La historia de cuatro veinteañeros en la perdida Edimburgo escosesa (Mark Renton/ Ewan McGregor, Sick Boy/ Jonny Lee Miller, Spud/ Ewen Bremner y Begbie/ Robert Carlyle, el único ya pisando los treinta) conmovió en el sentido opuesto al fabuloso disco de Radiohead: mientras la banda lo hacía a partir del dolor de ya no ser, con toda la carga de tristeza y melancolía porque el mundo en el que se fue criado había quedado enterrado para siempre, la película lo hizo, precisamente, por el ciclo que se creía abriría ese nuevo ciclo: una especie de vale todo en el que ya no habría que pensar un futuro que diera respuesta de un pasado, que presentara una congruencia, una línea de conducta; la identidad como el sentido de vida pasaban a ser una cuestión de elección. Finalmente libres, clamaba Trainspotting. De ahí su inicial alegato sobre las elecciones en la vida; incluso la no elección de elecciones, porque existía la heroína (ya ni siquiera hacía falta la “careta” cocaína para aparentar lo que no se era).

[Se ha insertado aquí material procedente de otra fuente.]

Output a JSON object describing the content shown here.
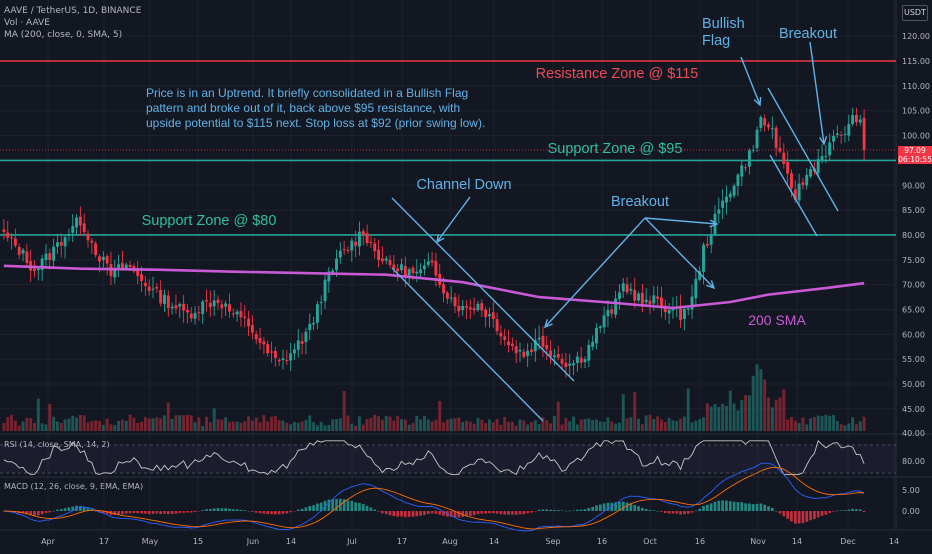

T2 (como se ha dado muy bien en llamar en un aggiornamiento a los vientos que corren en el nuevo siglo) viene a decir que la vida no se elige, sino que toca, como la suerte, que por loca no elige a quién le toca. Pero si no hay posibilidad de elegirla, tampoco la hay de deshacerse de ella si no cae en gracia. Se vive y ya, la mayoría de las veces como se puede.

Así, ante la imposibilidad de éxito en esa vida en Amsterdam que creyó elegir, Mark Renton vuelve a Edimburgo. Allí Sick se gana la vida extorsionando gente con los servicios de una inmigrante que oficia de prostituta (Anjela Nedyalkova), Begbie sigue en la cárcel pero más violento debido a la impericia de sus abogados, y Spud, la esperanza de que algo de aquel viejo mundo que parecía olvidado para siempre aún quede en pie, sigue tratando de salir de quince años de adicción a la heroína; no lo consigue, pero como hombre de la vieja escuela (de la era industrial), lo sigue intentando; más ahora que su hijo creció, y empieza a ver qué poco tiene para transmitirle.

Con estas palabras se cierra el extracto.